Pinki J. Bhatt, M.D., from the Rutgers Robert Wood Johnson Medical School in New Brunswick, New Jersey, and colleagues conducted a case-control study involving all hospitalized patients with severe COVID-19 and blood cultures drawn from March 1 to May 7, 2020. Risk factors and outcomes were compared between cases with sBSIs and controls (no sBSIs) among 375 hospitalized patients.

The researchers identified 128 sBSI cases during hospitalization. For the first set of positive blood cultures, 91.4 and 5.5 percent were bacterial and fungal, respectively. Compared with controls, those with sBSIs were more likely to have altered mental status, lower mean percentage oxygen saturation on room air, and septic shock and were more likely to be admitted to the intensive care unit.
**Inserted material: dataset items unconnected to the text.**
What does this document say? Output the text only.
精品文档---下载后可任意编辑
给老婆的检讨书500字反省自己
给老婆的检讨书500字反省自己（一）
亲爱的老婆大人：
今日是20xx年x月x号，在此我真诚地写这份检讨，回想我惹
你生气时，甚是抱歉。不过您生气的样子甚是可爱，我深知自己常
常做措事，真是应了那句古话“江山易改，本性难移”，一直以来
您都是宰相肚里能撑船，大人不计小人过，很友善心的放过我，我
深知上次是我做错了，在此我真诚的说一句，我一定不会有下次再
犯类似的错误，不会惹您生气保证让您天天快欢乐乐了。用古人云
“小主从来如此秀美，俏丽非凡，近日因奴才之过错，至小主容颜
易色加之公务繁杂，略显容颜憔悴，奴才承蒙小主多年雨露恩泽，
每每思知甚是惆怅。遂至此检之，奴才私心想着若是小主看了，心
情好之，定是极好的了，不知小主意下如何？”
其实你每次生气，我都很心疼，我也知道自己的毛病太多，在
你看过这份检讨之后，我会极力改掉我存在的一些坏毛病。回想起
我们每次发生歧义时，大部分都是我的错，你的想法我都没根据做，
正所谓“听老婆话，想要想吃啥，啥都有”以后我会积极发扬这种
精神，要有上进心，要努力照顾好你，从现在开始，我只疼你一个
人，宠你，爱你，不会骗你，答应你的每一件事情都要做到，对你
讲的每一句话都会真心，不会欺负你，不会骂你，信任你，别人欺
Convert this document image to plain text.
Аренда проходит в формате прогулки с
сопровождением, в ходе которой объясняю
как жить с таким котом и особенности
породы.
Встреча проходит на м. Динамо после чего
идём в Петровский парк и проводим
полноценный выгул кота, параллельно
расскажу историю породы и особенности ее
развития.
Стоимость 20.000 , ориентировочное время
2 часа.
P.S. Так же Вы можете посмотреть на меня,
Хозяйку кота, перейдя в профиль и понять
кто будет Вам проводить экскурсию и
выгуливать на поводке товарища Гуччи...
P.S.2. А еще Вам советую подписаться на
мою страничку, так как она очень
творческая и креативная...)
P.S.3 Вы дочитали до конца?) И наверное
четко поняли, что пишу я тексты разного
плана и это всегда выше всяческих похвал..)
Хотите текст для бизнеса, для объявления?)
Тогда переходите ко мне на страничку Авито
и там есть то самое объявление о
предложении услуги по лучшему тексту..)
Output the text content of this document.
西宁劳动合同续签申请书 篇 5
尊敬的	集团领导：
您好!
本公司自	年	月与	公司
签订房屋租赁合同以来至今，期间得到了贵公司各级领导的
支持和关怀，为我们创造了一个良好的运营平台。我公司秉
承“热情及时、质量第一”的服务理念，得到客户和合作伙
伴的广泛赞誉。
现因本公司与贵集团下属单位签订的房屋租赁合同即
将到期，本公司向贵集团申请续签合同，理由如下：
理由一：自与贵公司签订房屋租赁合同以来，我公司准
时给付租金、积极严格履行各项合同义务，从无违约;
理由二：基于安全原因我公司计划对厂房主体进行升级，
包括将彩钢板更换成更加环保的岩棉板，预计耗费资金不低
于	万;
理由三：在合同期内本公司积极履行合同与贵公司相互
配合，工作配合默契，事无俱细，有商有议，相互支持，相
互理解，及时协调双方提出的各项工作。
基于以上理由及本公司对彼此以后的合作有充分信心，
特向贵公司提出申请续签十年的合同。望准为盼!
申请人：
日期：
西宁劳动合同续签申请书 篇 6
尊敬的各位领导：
Compared with controls, cases with sBSIs had significantly higher in-hospital mortality (53.1 versus 32.8 percent).

"Hospitalized adult patients with severe COVID-19 with sBSIs had a more severe initial presentation, prolonged hospital course, and worse clinical outcomes," the authors write. "To maintain antimicrobial stewardship principles, further prospective studies are necessary to better characterize risk factors and prediction modeling to better understand when to suspect and empirically treat for sBSIs in severe COVID-19."

Several authors disclosed financial ties to the pharmaceutical industry.